From The Conversation
Ninety per cent of Australia’s current coal reserves will need to be left in the ground for Australia to play its role in limiting warming to no more than 2C. That’s according to our report released last week by the Climate Council, “Unburnable Carbon: why we need to leave fossil fuels in the ground”.
The new report uses a “carbon budget” approach. This figures out how much carbon can be let into the atmosphere while limiting warming to 2C, and is a different method to the “targets and timetables” method favoured by international climate negotiations. These are are highly complex and difficult to interpret and put into practice.
A carbon budget instead shows how much carbon humanity can spend without blowing the budget. And the more we dip into the carbon piggy bank, the more serious climate impacts become.
Time is running out
Global temperatures have already risen by nearly 1C. Extreme weather events are set to become significantly worse in Australia.
To track emissions against the warming limit of 2C above the pre-industrial level, the most commonly used method in the policy world is the “targets and timetables” approach. This is often based on a target reduction in greenhouse gas emissions by a certain date or over a specified period.
Examples of targets and timetables include the United States target of reducing emissions by 26-28% by 2025 against a 2005 baseline and Australia’s target of reducing emissions unconditionally by 5% by 2020 against a 2000 baseline, and conditionally by 15-25% depending on international action.
In practice, the complexity of the targets and timetables approach, especially the number of variations, makes it difficult to compare the level of effort of one country against another and to assess combined international efforts to stabilise the climate system.
Flipping the carbon coin
The carbon budget is a scientifically robust, conceptually simple way of estimating how much more CO2 we can emit to the atmosphere before we raise global temperature above 2C. It gives a single, globally aggregated amount of CO2 that can be emitted before the world’s economy must be decarbonised. Other greenhouse gases such as methane and nitrous oxide are accounted for in the construction of the budget.

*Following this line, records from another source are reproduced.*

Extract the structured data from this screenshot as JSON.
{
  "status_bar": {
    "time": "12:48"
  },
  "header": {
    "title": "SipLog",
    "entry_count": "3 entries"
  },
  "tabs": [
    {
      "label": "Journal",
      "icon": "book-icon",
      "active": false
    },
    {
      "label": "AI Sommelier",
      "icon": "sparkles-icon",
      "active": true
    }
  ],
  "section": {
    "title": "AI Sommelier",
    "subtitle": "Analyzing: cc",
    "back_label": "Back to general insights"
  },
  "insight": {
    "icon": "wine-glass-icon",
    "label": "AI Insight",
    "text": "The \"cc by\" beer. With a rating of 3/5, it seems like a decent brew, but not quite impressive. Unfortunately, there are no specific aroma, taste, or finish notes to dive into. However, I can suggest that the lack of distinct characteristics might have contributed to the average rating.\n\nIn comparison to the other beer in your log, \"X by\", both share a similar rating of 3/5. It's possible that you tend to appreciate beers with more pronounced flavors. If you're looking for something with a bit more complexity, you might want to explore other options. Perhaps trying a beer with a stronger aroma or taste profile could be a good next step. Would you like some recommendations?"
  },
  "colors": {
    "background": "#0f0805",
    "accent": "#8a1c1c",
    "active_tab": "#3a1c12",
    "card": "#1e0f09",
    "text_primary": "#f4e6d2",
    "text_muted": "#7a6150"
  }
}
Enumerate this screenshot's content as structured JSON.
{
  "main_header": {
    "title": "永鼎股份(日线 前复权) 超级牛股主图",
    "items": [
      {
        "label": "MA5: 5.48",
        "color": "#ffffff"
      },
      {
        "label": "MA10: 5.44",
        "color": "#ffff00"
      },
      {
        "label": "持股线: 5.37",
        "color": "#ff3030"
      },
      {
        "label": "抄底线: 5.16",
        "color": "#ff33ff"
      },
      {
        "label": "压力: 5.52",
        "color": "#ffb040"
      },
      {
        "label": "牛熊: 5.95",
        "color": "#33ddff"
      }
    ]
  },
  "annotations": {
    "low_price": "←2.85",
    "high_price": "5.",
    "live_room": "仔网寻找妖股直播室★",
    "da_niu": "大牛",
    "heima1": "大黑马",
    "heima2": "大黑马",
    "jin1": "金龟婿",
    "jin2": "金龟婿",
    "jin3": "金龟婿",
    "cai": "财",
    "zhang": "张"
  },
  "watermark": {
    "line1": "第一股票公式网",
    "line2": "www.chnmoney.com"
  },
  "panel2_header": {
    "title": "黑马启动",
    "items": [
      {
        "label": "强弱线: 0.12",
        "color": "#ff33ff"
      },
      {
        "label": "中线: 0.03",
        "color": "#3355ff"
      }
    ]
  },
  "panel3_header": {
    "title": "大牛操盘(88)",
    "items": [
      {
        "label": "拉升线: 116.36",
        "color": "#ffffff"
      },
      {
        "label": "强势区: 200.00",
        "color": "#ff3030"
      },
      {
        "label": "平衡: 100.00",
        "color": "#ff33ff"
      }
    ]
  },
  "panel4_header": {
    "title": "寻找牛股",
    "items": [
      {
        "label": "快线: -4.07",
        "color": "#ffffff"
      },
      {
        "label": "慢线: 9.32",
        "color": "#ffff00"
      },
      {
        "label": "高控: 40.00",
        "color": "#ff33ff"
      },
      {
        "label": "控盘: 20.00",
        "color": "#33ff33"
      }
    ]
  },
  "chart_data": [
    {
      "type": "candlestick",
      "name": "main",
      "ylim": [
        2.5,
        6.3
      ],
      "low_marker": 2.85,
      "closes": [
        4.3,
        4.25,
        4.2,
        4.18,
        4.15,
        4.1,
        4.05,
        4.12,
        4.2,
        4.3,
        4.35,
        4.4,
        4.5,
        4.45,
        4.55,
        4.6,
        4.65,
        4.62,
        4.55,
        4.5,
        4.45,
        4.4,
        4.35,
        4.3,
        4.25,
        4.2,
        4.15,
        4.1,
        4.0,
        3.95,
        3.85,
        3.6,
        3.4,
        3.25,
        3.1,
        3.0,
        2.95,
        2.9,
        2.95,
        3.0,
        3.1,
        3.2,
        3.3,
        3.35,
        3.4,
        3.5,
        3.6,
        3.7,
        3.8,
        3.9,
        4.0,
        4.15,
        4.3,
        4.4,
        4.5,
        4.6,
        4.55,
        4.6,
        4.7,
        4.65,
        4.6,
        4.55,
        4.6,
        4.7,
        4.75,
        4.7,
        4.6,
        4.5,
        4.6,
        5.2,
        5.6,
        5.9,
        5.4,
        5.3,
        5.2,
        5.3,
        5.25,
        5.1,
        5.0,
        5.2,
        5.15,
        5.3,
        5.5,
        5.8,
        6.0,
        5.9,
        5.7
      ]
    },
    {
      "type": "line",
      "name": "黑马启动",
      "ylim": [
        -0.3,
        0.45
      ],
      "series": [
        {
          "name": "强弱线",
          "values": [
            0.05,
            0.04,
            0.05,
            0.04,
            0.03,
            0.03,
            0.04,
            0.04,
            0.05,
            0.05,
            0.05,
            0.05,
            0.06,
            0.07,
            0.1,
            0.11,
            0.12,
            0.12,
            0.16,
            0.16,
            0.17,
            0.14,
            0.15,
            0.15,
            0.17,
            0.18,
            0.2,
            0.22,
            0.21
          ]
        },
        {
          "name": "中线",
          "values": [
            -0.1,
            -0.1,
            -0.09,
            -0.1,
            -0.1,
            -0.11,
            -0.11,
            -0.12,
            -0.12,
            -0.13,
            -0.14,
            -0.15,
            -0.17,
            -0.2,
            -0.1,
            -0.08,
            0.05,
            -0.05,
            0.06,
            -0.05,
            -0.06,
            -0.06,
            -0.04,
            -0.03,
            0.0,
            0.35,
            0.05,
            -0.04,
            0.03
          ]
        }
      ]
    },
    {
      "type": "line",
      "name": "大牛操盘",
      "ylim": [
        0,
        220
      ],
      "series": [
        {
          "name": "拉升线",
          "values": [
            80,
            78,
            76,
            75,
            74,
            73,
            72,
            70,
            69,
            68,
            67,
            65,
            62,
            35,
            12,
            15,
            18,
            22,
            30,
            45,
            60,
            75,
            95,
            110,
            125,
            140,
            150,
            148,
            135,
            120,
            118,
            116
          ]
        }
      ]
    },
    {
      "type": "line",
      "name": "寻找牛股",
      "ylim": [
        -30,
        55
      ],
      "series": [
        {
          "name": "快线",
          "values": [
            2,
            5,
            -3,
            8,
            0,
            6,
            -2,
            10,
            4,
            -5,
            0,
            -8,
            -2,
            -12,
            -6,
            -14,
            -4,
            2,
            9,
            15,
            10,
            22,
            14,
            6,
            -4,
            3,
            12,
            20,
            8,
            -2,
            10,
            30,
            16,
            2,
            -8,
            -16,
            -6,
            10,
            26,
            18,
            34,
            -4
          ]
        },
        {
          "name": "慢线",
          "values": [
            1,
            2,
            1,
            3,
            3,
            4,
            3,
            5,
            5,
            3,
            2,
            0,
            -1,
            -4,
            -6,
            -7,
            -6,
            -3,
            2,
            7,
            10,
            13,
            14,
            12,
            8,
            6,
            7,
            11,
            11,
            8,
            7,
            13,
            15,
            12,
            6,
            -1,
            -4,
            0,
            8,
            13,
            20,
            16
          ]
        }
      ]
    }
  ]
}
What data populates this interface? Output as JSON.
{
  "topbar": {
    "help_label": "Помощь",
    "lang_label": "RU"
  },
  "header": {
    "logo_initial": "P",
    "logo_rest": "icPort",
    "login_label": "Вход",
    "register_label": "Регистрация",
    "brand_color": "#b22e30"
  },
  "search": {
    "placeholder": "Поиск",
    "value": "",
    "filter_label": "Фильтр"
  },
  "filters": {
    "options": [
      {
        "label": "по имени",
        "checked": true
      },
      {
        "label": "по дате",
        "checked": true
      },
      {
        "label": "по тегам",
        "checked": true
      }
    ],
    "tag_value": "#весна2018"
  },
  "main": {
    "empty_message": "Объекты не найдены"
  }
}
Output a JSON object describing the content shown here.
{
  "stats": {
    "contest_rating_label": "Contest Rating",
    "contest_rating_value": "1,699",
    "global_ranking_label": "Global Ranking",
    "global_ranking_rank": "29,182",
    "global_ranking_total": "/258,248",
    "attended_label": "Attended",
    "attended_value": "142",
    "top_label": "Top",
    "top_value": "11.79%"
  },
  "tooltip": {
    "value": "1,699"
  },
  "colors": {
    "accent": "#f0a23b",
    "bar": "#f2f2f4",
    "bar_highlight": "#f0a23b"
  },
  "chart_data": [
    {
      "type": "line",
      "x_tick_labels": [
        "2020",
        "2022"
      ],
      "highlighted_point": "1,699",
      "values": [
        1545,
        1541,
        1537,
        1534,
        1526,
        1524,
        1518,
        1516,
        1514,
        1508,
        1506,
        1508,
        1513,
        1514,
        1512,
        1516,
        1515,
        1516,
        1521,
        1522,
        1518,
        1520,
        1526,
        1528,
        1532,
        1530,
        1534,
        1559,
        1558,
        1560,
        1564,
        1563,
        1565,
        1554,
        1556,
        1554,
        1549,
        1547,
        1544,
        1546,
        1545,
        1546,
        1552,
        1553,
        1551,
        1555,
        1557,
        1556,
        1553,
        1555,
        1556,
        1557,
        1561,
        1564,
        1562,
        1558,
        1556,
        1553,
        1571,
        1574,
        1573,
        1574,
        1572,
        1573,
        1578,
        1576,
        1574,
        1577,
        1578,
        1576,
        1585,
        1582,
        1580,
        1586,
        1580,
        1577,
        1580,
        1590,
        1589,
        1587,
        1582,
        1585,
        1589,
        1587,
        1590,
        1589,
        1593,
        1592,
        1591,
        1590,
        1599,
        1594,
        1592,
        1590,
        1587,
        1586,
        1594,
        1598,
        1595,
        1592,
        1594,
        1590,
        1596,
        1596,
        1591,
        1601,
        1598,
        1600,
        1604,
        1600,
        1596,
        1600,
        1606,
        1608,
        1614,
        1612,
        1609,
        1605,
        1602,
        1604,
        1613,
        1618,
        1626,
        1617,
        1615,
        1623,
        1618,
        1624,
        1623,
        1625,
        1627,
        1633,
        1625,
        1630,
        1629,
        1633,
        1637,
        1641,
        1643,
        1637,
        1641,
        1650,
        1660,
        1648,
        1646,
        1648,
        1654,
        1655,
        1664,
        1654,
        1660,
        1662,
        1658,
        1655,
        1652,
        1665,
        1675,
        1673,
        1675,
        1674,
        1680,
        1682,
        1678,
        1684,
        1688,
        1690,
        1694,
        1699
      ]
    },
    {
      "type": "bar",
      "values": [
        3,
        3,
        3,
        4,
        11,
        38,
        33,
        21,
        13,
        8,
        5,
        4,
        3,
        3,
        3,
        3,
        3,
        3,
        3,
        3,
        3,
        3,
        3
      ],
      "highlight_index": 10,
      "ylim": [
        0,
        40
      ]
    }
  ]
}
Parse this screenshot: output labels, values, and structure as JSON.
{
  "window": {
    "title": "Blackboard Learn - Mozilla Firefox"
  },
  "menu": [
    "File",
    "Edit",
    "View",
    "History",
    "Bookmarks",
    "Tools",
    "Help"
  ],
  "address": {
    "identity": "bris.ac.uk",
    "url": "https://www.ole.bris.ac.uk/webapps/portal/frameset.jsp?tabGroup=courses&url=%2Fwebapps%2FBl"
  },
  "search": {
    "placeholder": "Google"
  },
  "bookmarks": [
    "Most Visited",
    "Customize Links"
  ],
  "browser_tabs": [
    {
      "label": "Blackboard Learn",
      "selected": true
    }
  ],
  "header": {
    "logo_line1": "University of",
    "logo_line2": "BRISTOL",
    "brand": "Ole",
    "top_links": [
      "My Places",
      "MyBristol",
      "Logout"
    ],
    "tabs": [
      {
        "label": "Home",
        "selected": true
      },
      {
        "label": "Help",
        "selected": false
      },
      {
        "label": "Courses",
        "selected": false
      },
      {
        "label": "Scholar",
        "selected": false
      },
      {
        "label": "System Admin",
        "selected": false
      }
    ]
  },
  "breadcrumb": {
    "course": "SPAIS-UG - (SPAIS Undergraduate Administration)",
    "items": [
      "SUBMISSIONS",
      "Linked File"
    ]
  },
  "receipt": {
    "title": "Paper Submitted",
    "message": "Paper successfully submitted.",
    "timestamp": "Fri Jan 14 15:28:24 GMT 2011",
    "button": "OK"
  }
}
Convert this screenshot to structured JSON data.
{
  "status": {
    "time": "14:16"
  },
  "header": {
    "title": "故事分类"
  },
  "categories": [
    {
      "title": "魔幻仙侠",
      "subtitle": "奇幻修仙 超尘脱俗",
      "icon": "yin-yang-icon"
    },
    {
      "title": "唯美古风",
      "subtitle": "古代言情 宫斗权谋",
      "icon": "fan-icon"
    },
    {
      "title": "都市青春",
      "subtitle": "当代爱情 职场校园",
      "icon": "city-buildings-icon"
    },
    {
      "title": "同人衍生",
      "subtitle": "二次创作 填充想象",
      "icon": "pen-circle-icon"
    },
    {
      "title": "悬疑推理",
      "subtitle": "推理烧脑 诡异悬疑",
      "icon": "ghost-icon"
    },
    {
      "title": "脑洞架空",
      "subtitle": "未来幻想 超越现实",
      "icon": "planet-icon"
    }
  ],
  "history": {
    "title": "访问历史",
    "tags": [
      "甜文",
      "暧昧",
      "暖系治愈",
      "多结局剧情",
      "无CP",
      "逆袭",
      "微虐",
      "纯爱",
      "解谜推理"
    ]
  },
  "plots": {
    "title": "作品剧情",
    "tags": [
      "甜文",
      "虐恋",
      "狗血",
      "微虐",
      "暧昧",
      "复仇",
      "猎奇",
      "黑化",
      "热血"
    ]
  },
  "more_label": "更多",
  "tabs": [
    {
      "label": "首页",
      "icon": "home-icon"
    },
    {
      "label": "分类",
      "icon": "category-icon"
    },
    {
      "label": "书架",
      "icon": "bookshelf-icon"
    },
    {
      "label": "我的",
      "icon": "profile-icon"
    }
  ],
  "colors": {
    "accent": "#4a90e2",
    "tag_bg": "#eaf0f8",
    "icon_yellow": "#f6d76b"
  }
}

The higher the probability we want of preventing a global temperature rise of 2C, the more stringent the budget. For instance, if we want a 50% chance (the toss of a coin) of limiting warming to 2C, the budget from 2012 is 1112 billion tonnes of CO2.
For a 66% chance, the budget is 1,010 billion tonnes of CO2. And for a 75% chance, the budget is 672 billion tonnes of CO2. If we want a greater than 75% probability of not exceeding the 2C warming limit, the carbon budget drops sharply to values much lower than 672 billion tonnes of CO2.
To keep this challenge in perspective, current human emissions of CO2 are about 36 billion tonnes per year. At this rate, we would burn through the budget by 2032 if we want a 75% chance of meeting the warming limit.
What does this mean for fossil fuels?
From setting a carbon budget we can work backwards to figure out how much coal, oil and gas can be extracted and burned.
An initial study in 2013 by the Carbon Tracker and Grantham Institute 2013 compared the known global fossil fuel reserves (coal, oil and gas) with the carbon budget. They estimated that if all of the world’s indicated reserves of fossil fuels were burned, 2,860 billion tonnes of CO2 would be emitted to the atmosphere. This is more than 2.5 times greater than the allowed budget for a toss-of-the-coin chance of succeeding.
Recently, Christophe McGlade and Paul Ekins at University College London examined further the implications of the carbon budget for the use of fossil fuels. They used an economic optimisation method: how to gain the most economic value from the limited amount of coal, oil and gas that can be burned, and in what regions.
This analysis, again based on just a 50:50 chance of preventing a 2C rise in global temperature, estimates that 88% of global coal reserves, 52% of gas reserves and 35% of oil reserves are unburnable and must be left in the ground.
Put simply, tackling climate change requires that most of the world’s fossil fuels be left in the ground, unburned.
Australia’s beached coal whales
According to the study mentioned above, for Australia to play its role in preventing a 2C rise in temperature requires more than 90% of our coal reserves to be left in the ground unburned.
Energy policies that continue to support substantial fossil fuel use are inconsistent with tackling climate change. A case in point is the proposed coal expansion in the Galilee Basin, which is not viable economically if the carbon budget is respected. The Galilee coal is lower quality and high cost to extract, meaning under a carbon budget limiting warming to 2C other reserves would be more viable, leaving other assets stranded like beached whales.
But there is hope. Limiting global warming to no more than 2C – a goal Australia shares with 194 other countries – can open up opportunities for the Australian economy to prosper.
For example, many of Australia’s coal-fired power plants are inefficient and nearing the end of their lifetimes, while concurrently the costs of renewable energy technologies such as rooftop solar and wind continue to fall. Work by ClimateWorks Australia and ANU shows Australia can decarbonise the economy with little or no cost through energy efficiency, low-carbon electricity (renewables, nuclear and carbon capture and storage), and electrification and fuel switching (from petrol to electricity or biofuel).
With the carbon budget rapidly running out, it is urgent that global emissions begin to track downward in the next few years. Ultimately, most of the world’s fossil fuels must be left in the ground, unburned.